La colonialité de la nature eurocentrique du décret-loi confirme la multiplicité des discriminations que celui-ci génère sans aucun scrupule. Outre la race, ce sont aussi d’autres dimensions, comme la classe, la religion et le genre, que le décret vient fort à propos ignorer. En fait, il n’a aucune vocation à être intersectionnel. Le mot intersectionnalité a été inventé par la juriste et universitaire Kimberlé W. Crenshaw dans un texte intitulé « Demarginalizing the Intersection of Race and Sex: A Black Feminist Critique of Antidiscrimination Doctrine, Feminist Theory and Antiracist Politics » [Démarginalisation de l’intersection entre race et sexe : critique féministe noire de la doctrine antidiscriminatoire, de la théorie féministe et de la politique antiraciste], publié en 1989. Crenshaw y analyse les interrelations explicites du racisme et du sexisme sous un angle structurel, politique et représentationnel telles qu’on les observe avec l’exclusion juridique systématique des femmes noires, un groupe particulier souvent oublié des théories féministes, centrées sur les femmes blanches, et des politiques antiracistes, centrées sur les hommes noirs.
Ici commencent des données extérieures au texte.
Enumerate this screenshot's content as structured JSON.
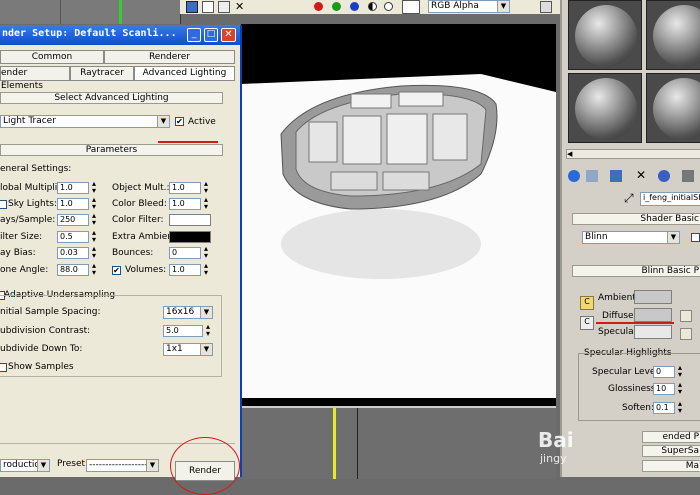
{
  "toolbar": {
    "channel_dropdown": "RGB Alpha",
    "colors": [
      "#d21a1a",
      "#1a9a1a",
      "#1a3fc4"
    ]
  },
  "window": {
    "title": "nder Setup: Default Scanli...",
    "tabs_row1": [
      "Common",
      "Renderer"
    ],
    "tabs_row2": [
      "ender Elements",
      "Raytracer",
      "Advanced Lighting"
    ]
  },
  "advanced_lighting": {
    "header": "Select Advanced Lighting",
    "selected": "Light Tracer",
    "active_label": "Active",
    "active": true
  },
  "parameters": {
    "header": "Parameters",
    "general_settings": "eneral Settings:",
    "left": [
      {
        "label": "lobal Multiplier:",
        "value": "1.0"
      },
      {
        "label": "Sky Lights:",
        "value": "1.0"
      },
      {
        "label": "ays/Sample:",
        "value": "250"
      },
      {
        "label": "ilter Size:",
        "value": "0.5"
      },
      {
        "label": "ay Bias:",
        "value": "0.03"
      },
      {
        "label": "one Angle:",
        "value": "88.0"
      }
    ],
    "right": [
      {
        "label": "Object Mult.:",
        "value": "1.0"
      },
      {
        "label": "Color Bleed:",
        "value": "1.0"
      },
      {
        "label": "Color Filter:",
        "value": ""
      },
      {
        "label": "Extra Ambient:",
        "value": ""
      },
      {
        "label": "Bounces:",
        "value": "0"
      },
      {
        "label": "Volumes:",
        "value": "1.0"
      }
    ],
    "adaptive": "Adaptive Undersampling",
    "initial_spacing_label": "nitial Sample Spacing:",
    "initial_spacing": "16x16",
    "subdivision_contrast_label": "ubdivision Contrast:",
    "subdivision_contrast": "5.0",
    "subdivide_down_label": "ubdivide Down To:",
    "subdivide_down": "1x1",
    "show_samples": "Show Samples"
  },
  "footer": {
    "mode": "roduction",
    "preset_label": "Preset:",
    "preset_value": "-------------------",
    "render": "Render"
  },
  "material_editor": {
    "name": "i_feng_initialSh",
    "shader_basic": "Shader Basic",
    "shader": "Blinn",
    "blinn_basic": "Blinn Basic P",
    "ambient": "Ambient:",
    "diffuse": "Diffuse:",
    "specular": "Specular:",
    "specular_highlights": "Specular Highlights",
    "specular_level_label": "Specular Level:",
    "specular_level": "0",
    "glossiness_label": "Glossiness:",
    "glossiness": "10",
    "soften_label": "Soften:",
    "soften": "0.1",
    "extended": "ended P",
    "supersampling": "SuperSa",
    "maps": "Ma"
  },
  "watermark": {
    "line1": "Bai",
    "line2": "jingy"
  }
}
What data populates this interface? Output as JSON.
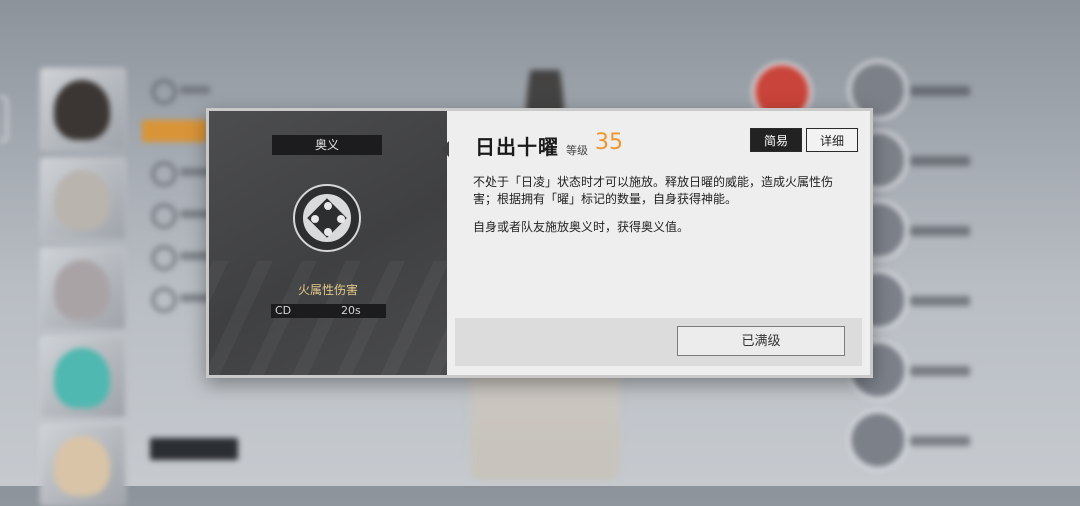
{
  "dialog": {
    "left": {
      "tag": "奥义",
      "damage_type": "火属性伤害",
      "cd_label": "CD",
      "cd_value": "20s"
    },
    "right": {
      "skill_name": "日出十曜",
      "level_label": "等级",
      "level_value": "35",
      "mode_simple": "简易",
      "mode_detail": "详细",
      "description_1": "不处于「日凌」状态时才可以施放。释放日曜的威能，造成火属性伤害；根据拥有「曜」标记的数量，自身获得神能。",
      "description_2": "自身或者队友施放奥义时，获得奥义值。",
      "max_level_button": "已满级"
    }
  },
  "colors": {
    "accent_level": "#f0962a",
    "damage_type": "#e3c98a",
    "menu_active": "#d99437"
  },
  "icons": [
    "skill-emblem-icon",
    "pointer-arrow-icon"
  ]
}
D’un point de vue intersectionnel, « Make Federal Buildings Beautiful Again » ne va nullement dans le sens d’une représentation des profils et vécus multiples des contribuables étatsuniennes et étatsuniens, lesquels pourraient être enclins à donner la priorité à d’autres impératifs urgents en matière d’architecture. Ils voudraient peut-être par exemple voir leurs impôts servir à promouvoir des normes et des formes soucieuses d’égalité, de diversité et d’inclusion, à aider à combattre les changements climatiques anthropiques, ou encore à soutenir les initiatives en matière d’énergie renouvelable et de matériaux de construction durables.
Une critique de la colonialité de ce décret ouvre la voie à la possibilité d’une décolonialité, à ne pas confondre avec la décolonisation. On peut comprendre la notion de décolonialité, comme l’exposent Walter D. Mignolo et Catherine Walsh dans leur livre On Decoloniality: Concepts, Analytics, Praxis, « comme d’une démarche analytique […] nécessairement liée aux contextes de conflit, conflits avec les structures, les matrices et les manifestations de modernité/colonialité/capitalisme/hétéropatriarcat, entre autres modes de pouvoir structurels, systémiques et systématiques, et offrant les perspectives d’une altérité8 ». À la différence de la décolonisation, associée en grande partie à l’indépendance politique des territoires colonisés, la décolonialité en appelle à une relationnalité, ou condition d’exercice relationnel, qui « [construit] des compréhensions traversant à la fois les situations géopolitiques et les différences coloniales et [remet en cause] les prétentions intégratrices et la violence politique et épistémique de la modernité9 ». Cette relationnalité se veut pluriverselle, creuset d’épistémologies multiples, et « ébranle l’autoritativité singulière du caractère universel10 », alors que le décret-loi propose et défend sans ambiguïté une telle perspective unique. La revendication conservatrice de l’adoption d’un langage architectural universel trouve, sans surprise, sa source dans la colonialité du pouvoir, et ses visées totalisantes doivent être contestées et combattues. « Les perspectives d’une altérité » sont des droits fondamentaux.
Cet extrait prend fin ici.